Was this a sports gene? Nay. More like a modest sprinting gene. Did it give a sprinter an advantage? Not really, because about 4 out of 5 people carried at least one clean copy of the gene. So although in theory this gene could help you if you wanted to compete as a sprinter, in practice it probably didn’t help at all, since pretty much every sprinter you ran against probably also carried one or two copies. In other words, ACTN3 didn’t make you fast so much as it made you not slow. A sprinter with this gene was like a basketball player who was 6 feet 4 inches: Being 6 feet 4 inches tall would probably ensure you weren’t the shortest player out there, but to be the tallest, you were going to have to have help from a mess of other genes that no one had yet spotted.
In the end, MacArthur concluded this “sports gene” was no more predictive of athletic performance than, well, athletic performance. Screening for it wouldn’t tell you anything you couldn’t learn from a footrace.
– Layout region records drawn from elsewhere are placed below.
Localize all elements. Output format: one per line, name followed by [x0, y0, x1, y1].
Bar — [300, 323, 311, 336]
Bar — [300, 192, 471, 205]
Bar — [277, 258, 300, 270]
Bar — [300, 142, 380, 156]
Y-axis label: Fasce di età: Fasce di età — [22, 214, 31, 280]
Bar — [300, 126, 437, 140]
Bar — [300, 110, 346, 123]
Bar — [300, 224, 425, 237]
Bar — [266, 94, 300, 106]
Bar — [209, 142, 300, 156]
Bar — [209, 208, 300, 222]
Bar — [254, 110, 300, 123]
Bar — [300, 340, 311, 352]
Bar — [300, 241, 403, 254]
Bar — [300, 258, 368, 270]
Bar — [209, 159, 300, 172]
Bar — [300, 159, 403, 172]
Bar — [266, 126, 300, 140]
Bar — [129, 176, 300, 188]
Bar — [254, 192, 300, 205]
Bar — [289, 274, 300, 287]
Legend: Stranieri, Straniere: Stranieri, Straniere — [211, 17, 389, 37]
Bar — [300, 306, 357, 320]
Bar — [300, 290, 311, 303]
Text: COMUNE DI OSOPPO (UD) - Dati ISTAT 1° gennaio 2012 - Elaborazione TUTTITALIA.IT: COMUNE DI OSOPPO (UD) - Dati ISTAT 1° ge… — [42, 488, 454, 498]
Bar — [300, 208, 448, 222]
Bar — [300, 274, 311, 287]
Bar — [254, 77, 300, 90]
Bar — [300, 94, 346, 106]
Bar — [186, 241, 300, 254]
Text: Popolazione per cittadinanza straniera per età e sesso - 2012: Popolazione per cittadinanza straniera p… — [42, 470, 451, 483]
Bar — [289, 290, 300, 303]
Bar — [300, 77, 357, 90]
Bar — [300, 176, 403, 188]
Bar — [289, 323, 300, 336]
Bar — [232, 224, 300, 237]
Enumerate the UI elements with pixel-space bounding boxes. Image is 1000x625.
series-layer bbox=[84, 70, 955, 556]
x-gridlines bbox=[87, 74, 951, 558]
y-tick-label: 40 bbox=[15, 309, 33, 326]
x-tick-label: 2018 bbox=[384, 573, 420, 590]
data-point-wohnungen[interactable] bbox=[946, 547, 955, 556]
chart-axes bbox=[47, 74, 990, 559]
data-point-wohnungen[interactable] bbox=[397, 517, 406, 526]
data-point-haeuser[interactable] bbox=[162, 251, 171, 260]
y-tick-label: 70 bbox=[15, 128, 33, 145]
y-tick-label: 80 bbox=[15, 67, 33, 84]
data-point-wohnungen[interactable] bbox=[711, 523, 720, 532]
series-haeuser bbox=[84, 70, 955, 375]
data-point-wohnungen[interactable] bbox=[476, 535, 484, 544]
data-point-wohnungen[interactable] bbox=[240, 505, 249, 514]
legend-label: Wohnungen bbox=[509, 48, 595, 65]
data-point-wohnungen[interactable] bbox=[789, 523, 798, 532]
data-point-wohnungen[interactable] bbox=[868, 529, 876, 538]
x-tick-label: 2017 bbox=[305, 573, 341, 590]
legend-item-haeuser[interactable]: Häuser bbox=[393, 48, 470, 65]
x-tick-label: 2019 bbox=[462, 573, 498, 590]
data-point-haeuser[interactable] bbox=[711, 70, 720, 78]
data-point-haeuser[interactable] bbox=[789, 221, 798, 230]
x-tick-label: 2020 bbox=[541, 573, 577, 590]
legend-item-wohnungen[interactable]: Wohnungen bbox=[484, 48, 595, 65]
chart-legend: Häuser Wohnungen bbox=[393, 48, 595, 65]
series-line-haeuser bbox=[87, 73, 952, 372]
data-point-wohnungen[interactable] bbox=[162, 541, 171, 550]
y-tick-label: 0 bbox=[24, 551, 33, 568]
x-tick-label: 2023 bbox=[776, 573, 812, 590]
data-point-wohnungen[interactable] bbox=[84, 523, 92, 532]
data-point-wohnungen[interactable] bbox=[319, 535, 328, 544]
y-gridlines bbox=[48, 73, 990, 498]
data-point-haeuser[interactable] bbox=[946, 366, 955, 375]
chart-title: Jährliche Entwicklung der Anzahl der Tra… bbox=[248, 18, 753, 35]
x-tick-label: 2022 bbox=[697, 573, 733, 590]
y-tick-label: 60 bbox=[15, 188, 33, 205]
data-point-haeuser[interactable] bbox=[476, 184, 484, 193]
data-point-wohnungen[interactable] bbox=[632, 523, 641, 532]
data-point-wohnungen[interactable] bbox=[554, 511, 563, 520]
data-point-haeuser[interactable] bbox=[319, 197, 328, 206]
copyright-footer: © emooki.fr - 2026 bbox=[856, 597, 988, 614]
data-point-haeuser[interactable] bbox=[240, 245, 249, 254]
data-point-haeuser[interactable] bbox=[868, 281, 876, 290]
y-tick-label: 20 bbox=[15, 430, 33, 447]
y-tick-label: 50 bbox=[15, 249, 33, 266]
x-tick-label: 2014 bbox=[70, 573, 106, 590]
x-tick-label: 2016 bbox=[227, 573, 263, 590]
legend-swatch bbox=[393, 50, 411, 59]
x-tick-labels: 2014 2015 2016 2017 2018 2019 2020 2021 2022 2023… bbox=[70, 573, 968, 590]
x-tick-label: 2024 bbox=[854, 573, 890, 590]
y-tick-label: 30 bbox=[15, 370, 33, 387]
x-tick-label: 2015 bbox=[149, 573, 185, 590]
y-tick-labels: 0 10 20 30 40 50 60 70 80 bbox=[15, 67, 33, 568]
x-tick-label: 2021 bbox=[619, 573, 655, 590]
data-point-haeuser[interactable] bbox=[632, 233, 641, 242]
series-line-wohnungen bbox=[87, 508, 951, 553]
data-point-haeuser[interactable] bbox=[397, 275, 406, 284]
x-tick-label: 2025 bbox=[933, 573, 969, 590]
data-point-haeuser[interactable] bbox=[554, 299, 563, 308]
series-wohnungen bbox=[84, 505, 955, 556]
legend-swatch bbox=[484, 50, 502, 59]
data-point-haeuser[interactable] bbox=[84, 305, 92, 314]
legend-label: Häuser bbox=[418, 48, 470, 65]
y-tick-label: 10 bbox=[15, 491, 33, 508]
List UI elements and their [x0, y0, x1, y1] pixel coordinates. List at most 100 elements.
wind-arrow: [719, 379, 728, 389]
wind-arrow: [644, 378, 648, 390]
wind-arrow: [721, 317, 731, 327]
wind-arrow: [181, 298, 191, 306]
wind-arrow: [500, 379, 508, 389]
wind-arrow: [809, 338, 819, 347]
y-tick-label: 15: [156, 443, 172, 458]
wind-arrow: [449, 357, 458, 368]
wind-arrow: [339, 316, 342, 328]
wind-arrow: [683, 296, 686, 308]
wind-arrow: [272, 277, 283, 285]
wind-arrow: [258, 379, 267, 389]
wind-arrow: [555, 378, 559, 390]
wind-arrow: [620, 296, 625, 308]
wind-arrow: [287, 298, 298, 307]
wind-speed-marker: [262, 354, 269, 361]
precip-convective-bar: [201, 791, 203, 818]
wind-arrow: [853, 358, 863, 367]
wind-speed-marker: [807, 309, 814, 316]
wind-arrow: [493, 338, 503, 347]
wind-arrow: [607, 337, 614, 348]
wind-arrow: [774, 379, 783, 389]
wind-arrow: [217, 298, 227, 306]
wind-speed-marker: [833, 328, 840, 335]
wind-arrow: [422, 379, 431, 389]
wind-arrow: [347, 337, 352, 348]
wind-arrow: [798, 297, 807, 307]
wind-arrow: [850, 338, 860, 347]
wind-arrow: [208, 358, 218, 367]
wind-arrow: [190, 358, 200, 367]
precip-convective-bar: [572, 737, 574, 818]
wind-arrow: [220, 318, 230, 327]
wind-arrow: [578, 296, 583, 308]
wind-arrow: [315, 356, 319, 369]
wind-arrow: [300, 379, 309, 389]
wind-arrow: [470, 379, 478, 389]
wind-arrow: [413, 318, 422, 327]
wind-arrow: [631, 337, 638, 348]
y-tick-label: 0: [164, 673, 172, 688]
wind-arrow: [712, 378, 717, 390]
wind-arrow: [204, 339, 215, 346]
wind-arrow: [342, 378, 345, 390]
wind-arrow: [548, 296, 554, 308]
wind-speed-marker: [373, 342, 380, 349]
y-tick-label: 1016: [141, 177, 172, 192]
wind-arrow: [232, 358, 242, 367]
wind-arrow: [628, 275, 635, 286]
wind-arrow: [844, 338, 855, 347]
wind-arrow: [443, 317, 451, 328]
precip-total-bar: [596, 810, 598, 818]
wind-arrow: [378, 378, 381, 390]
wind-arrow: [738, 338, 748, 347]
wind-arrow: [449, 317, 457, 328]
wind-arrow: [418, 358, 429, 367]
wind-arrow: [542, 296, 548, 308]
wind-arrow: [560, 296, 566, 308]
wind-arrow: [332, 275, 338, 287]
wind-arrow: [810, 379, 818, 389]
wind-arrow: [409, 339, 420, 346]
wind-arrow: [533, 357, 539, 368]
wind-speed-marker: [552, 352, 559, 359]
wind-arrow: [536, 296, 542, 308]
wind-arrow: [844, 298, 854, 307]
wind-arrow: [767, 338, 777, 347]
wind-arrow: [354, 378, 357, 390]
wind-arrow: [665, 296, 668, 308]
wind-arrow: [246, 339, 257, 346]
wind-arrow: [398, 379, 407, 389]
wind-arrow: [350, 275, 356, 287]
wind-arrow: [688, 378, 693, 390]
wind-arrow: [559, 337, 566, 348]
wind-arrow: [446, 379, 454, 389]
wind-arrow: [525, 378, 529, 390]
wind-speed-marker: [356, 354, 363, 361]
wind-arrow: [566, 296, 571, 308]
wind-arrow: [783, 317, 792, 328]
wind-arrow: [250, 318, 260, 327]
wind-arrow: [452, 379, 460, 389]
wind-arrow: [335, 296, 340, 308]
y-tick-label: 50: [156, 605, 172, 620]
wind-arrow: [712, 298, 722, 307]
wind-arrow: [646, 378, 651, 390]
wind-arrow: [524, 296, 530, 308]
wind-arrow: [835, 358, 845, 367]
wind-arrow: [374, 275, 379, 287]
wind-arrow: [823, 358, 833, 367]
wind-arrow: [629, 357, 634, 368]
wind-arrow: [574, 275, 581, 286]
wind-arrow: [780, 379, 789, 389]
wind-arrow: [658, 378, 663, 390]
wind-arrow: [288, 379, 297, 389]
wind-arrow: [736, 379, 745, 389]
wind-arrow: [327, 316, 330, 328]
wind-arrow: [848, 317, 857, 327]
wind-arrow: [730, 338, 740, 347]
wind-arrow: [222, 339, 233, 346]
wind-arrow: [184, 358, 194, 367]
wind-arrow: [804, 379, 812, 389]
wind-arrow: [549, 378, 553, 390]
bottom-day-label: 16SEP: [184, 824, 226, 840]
In talking to other geneticists over the past few years, I’ve found many with a similar experience. It’s almost like a rite of passage. A smart young geneticist—sometimes not so young—finds an effect linked to a particular gene, slaps high-fives around the lab, publishes … and then finds the effect turns out to be muddy, faint, and ambiguous.
This is more or less the story of genetics since the human genome was sequenced. As already noted, it’s not the whole story. Geneticists, including MacArthur, are making rare-disease discoveries—more every year—that actually save lives.
Yet the work is proving far harder than hoped. When Watson and Crick cracked the structure of DNA in 1953, it seemed they had found the shape of the key needed to unlock the mystery of life. Half a century later, many thought sequencing the human genome would unlock the door and show us the genome’s machinery, with all the parts and controls and levers and knobs conveniently marked. We’d be able to do almost anything. Instead, it showed us a genome that was mostly unmarked and ludicrously complicated—so complicated that even 13 years later, its workings remain mysterious.
The many geneticists who, like MacArthur, have closely experienced or witnessed disappointment feel keenly their field’s constraints and difficulties. At the same time, many of them are figuring out how at least small systems within this great machine work—a pulley here, a vacuum regulator there. And they rightly find immense satisfaction, not to mention status and opportunity, in identifying faulty parts that can kill.
That day that MacArthur walked me around Cambridge, we finished up with a couple of pints at the Eagle, where Watson and Crick had shouted out their discovery some 60 years before. As we pondered the humility of post-sequence genetics, it struck me that if the field is currently a bit lost in the fog, whoever clears the air could become to Watson and Crick as Watson and Crick were to Darwin. A century passed between Darwin and DNA, and another half-century passed before the human genome sequencing effort promised but failed to explain how DNA worked. There remains the glittering prospect of finding some systemic secret to how the great genomic machine operates.
Does the answer lie, as MacArthur once wondered aloud on Twitter, in some dimension or mode of information exchange we haven’t yet learned to see? Some meta-code we haven’t deciphered? Or will understanding the genome—a patchwork affair by definition—be a matter of finding one unique kludge after another?
History-soaked geneticists like MacArthur are understandably hesitant to shout “Eureka!” They’ve done that once—at least once—and been humbled.
And yet—who can resist reaching for such a prize?
Not to get too fancy, but have you ever seen the actual statue of Michelangelo’s David? Do so and you will of course see the hints of awkward youthfulness familiar from photos—the body’s beauty and promise, but also the oversized hands, the hint of boyhood remaining in his hips.
You’ll also see something I’ve never found perceptible in any photo: David, depending on how you look at him, stands both in contemplative, even humble repose, his weight solidly fixed on his back foot … and, as he moves onto his front, in the moment of initiating action. This effect shifts back and forth depending on your viewing angle and what you look at. From some angles, as with a good visual illusion, you can manage to see only one of these realities. From other angles you can see both at once. It is breathtaking. He is standing inert; he is stepping toward his target. You are watching, for hours if you wish, the flickering microsecond in which a youth becomes an adult.
No model could strike this pose. Yet if you could hold it, what a wonderful stance to take.